Intervention de Delphine Bagarry

Séance en hémicycle du jeudi 1er février 2018 à 9h30
Reconnaissance comme maladies professionnelles des pathologies psychiques résultant de l'épuisement professionnel — Discussion générale

Photo issue du site de l'Assemblée nationale ou de WikipediaDelphine Bagarry :

Nous devons nous interroger sur la façon dont nous devons lutter au mieux contre cet incendie du corps et de l'esprit.

La disposition proposée par notre collègue François Ruffin ne nous semble pas entièrement satisfaisante car elle ne répond pas efficacement à cet enjeu.

Toutefois, cette proposition de loi nous interroge sur ce drame social. Le nombre de personnes victimes de burn-out augmente et nous n'avons pas encore réussi à répondre collectivement à cette difficulté.

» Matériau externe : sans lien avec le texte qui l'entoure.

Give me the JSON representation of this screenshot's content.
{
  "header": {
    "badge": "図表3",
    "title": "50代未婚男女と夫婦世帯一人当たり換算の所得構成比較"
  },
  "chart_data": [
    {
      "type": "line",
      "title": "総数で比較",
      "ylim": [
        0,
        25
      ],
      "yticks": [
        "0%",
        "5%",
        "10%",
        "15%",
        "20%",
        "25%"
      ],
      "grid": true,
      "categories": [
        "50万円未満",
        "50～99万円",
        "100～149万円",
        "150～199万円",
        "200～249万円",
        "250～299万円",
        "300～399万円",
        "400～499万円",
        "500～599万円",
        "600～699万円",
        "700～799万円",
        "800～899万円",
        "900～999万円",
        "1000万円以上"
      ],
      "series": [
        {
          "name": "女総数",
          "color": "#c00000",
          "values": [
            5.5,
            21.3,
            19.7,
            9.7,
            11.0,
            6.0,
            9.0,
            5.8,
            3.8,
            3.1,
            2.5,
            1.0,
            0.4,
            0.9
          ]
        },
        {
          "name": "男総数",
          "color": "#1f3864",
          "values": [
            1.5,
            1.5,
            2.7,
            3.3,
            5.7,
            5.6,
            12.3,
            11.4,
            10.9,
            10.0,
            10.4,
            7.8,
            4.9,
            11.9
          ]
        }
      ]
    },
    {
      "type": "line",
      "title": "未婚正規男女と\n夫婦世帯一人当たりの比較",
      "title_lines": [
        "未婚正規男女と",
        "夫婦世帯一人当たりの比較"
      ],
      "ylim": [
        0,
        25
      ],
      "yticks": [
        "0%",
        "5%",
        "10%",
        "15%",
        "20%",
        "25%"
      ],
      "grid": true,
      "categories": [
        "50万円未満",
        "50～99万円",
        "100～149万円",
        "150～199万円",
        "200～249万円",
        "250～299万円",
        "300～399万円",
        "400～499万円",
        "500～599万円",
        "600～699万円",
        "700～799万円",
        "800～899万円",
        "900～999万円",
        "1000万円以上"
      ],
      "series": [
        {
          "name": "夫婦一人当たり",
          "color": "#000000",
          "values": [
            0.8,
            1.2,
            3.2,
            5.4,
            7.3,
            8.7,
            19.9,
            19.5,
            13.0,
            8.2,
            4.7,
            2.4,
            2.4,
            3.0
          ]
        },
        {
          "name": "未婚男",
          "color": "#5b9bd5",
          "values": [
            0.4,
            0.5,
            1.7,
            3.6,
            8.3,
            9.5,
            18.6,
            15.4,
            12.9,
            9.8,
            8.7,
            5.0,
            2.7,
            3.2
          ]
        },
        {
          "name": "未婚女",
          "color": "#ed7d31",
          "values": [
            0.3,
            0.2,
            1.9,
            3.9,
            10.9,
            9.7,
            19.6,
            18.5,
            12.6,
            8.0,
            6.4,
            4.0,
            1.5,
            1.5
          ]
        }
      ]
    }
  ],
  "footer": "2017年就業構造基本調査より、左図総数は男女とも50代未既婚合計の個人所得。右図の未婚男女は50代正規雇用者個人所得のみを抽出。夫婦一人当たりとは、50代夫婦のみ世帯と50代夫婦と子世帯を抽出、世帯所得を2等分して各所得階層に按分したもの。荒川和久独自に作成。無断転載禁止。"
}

Lors de la législature précédente, le sujet est revenu à maintes reprises dans les débats et a même fait l'objet d'une mission d'information. Grande avancée : en 2015, le législateur avait inscrit dans le code de la Sécurité sociale la possibilité de reconnaître la pathologie psychique comme maladie professionnelle. Toutefois, l'inscription au tableau des maladies professionnelles n'a pu être effective faute de consensus, ni de la part de la communauté médicale ni de la part des partenaires sociaux, alors qu'il est nécessaire à une telle inscription.

Il faut encore mener un travail poussé de recherche et d'évaluation mais, en attendant, que pouvons-nous proposer ? Il est probable qu'un nombre plus important de victimes du burn-out pourrait prétendre à une reconnaissance de leur pathologie comme maladie professionnelle. À cette fin, certains collègues proposent que le taux d'incapacité permanente pour prétendre à cette reconnaissance soit abaissé de 25 % à 10 %. Ne faudrait-il pas plutôt revoir la grille d'évaluation d'incapacité pour qu'elle soit mieux adaptée à la pathologie psychique ?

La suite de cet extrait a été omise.